Bioinformatics approach examples

We have many way to write our pipelines. Each approach have some problems. We need to use take in mind what we need to do.

Pipeline

Introduction

In Unix-like computer operating systems, a pipeline is a sequence of processes chained together by their standard streams, so that the output of each process (stdout) feeds directly as input (stdin) to the next one. The concept of pipelines was championed by Douglas McIlroy at Unix’s ancestral home of Bell Labs, during the development of Unix, shaping its toolbox philosophy.[1][2] It is named by analogy to a physical pipeline.

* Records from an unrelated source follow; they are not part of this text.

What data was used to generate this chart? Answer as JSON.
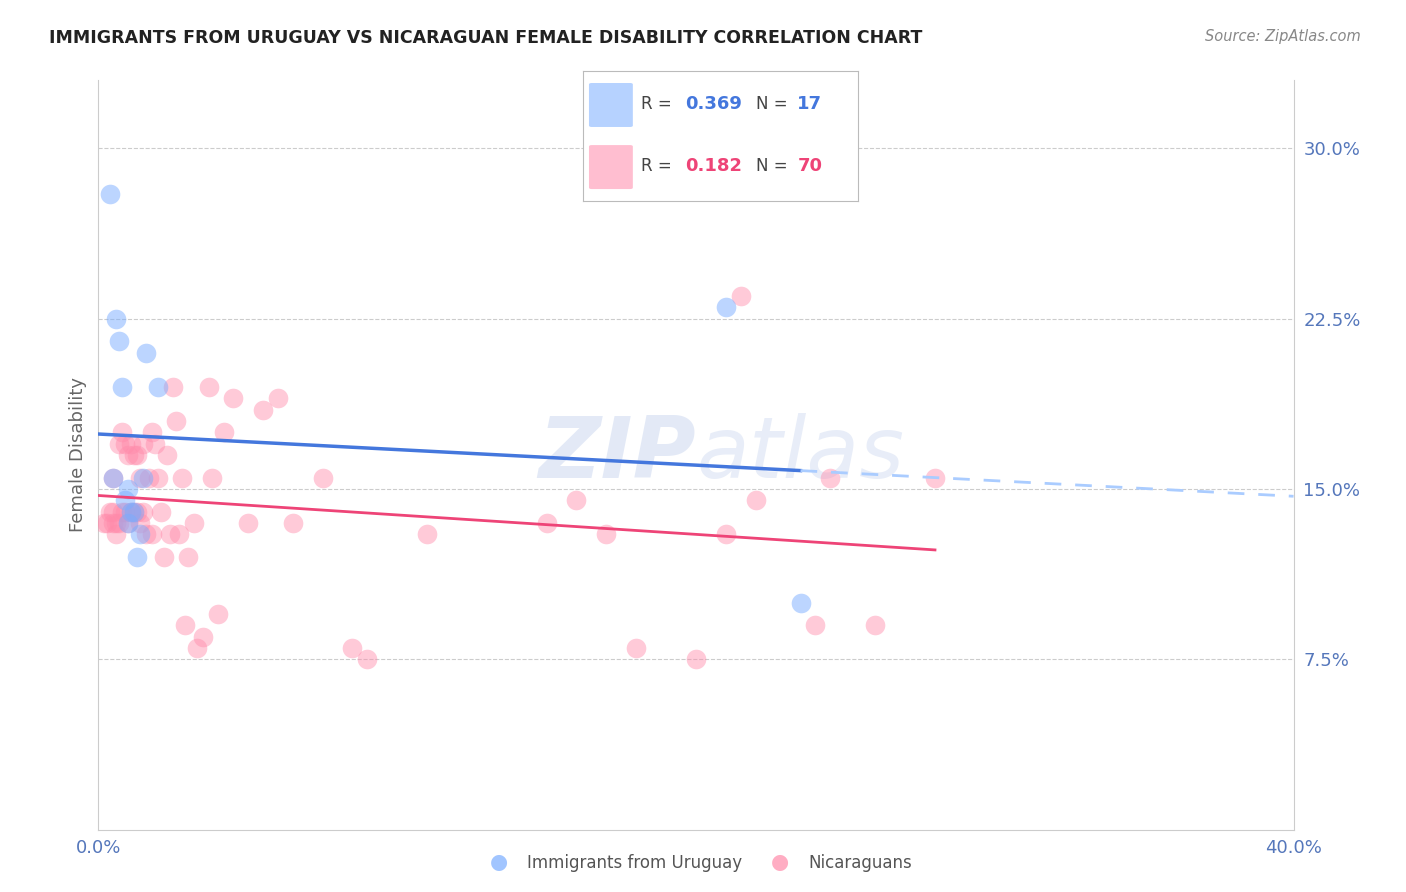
{
  "title": "IMMIGRANTS FROM URUGUAY VS NICARAGUAN FEMALE DISABILITY CORRELATION CHART",
  "source": "Source: ZipAtlas.com",
  "ylabel": "Female Disability",
  "right_yticks": [
    "30.0%",
    "22.5%",
    "15.0%",
    "7.5%"
  ],
  "right_ytick_vals": [
    0.3,
    0.225,
    0.15,
    0.075
  ],
  "xlim": [
    0.0,
    0.4
  ],
  "ylim": [
    0.0,
    0.33
  ],
  "color_uruguay": "#7aadff",
  "color_nicaragua": "#ff8aaa",
  "color_line_uruguay": "#4477dd",
  "color_line_nicaragua": "#ee4477",
  "color_dashed_ext": "#aaccff",
  "background": "#ffffff",
  "grid_color": "#cccccc",
  "title_color": "#222222",
  "axis_label_color": "#5577bb",
  "uruguay_x": [
    0.004,
    0.005,
    0.006,
    0.007,
    0.008,
    0.009,
    0.01,
    0.01,
    0.011,
    0.012,
    0.013,
    0.014,
    0.015,
    0.016,
    0.02,
    0.21,
    0.235
  ],
  "uruguay_y": [
    0.28,
    0.155,
    0.225,
    0.215,
    0.195,
    0.145,
    0.15,
    0.135,
    0.14,
    0.14,
    0.12,
    0.13,
    0.155,
    0.21,
    0.195,
    0.23,
    0.1
  ],
  "nicaragua_x": [
    0.002,
    0.003,
    0.004,
    0.005,
    0.005,
    0.005,
    0.006,
    0.006,
    0.007,
    0.007,
    0.008,
    0.008,
    0.009,
    0.009,
    0.01,
    0.01,
    0.011,
    0.011,
    0.012,
    0.012,
    0.013,
    0.013,
    0.014,
    0.014,
    0.015,
    0.015,
    0.016,
    0.017,
    0.018,
    0.018,
    0.019,
    0.02,
    0.021,
    0.022,
    0.023,
    0.024,
    0.025,
    0.026,
    0.027,
    0.028,
    0.029,
    0.03,
    0.032,
    0.033,
    0.035,
    0.037,
    0.038,
    0.04,
    0.042,
    0.045,
    0.05,
    0.055,
    0.06,
    0.065,
    0.075,
    0.085,
    0.09,
    0.11,
    0.15,
    0.16,
    0.17,
    0.18,
    0.2,
    0.21,
    0.215,
    0.22,
    0.24,
    0.245,
    0.26,
    0.28
  ],
  "nicaragua_y": [
    0.135,
    0.135,
    0.14,
    0.135,
    0.14,
    0.155,
    0.13,
    0.135,
    0.135,
    0.17,
    0.14,
    0.175,
    0.14,
    0.17,
    0.135,
    0.165,
    0.14,
    0.17,
    0.14,
    0.165,
    0.14,
    0.165,
    0.135,
    0.155,
    0.14,
    0.17,
    0.13,
    0.155,
    0.13,
    0.175,
    0.17,
    0.155,
    0.14,
    0.12,
    0.165,
    0.13,
    0.195,
    0.18,
    0.13,
    0.155,
    0.09,
    0.12,
    0.135,
    0.08,
    0.085,
    0.195,
    0.155,
    0.095,
    0.175,
    0.19,
    0.135,
    0.185,
    0.19,
    0.135,
    0.155,
    0.08,
    0.075,
    0.13,
    0.135,
    0.145,
    0.13,
    0.08,
    0.075,
    0.13,
    0.235,
    0.145,
    0.09,
    0.155,
    0.09,
    0.155
  ]
}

The standard shell syntax for pipelines is to list multiple commands, separated by vertical bars (“pipes” in common Unix verbiage). For example, to list files in the current directory (ls), retain only the lines of ls output containing the string “key” (grep), and view the result in a scrolling page (less), a user types the following into the command line of a terminal:

ls -l | grep key | less

“ls -l” produces a process, the output (stdout) of which is piped to the input (stdin) of the process for “grep key”; and likewise for the process for “less”. Each process takes input from the previous process and produces output for the next process via standard streams. Each “

” tells the shell to connect the standard output of the command on the left to the standard input of the command on the right by an inter-process communication mechanism called an (anonymous) pipe, implemented in the operating system. Pipes are unidirectional; data flows through the pipeline from left to right.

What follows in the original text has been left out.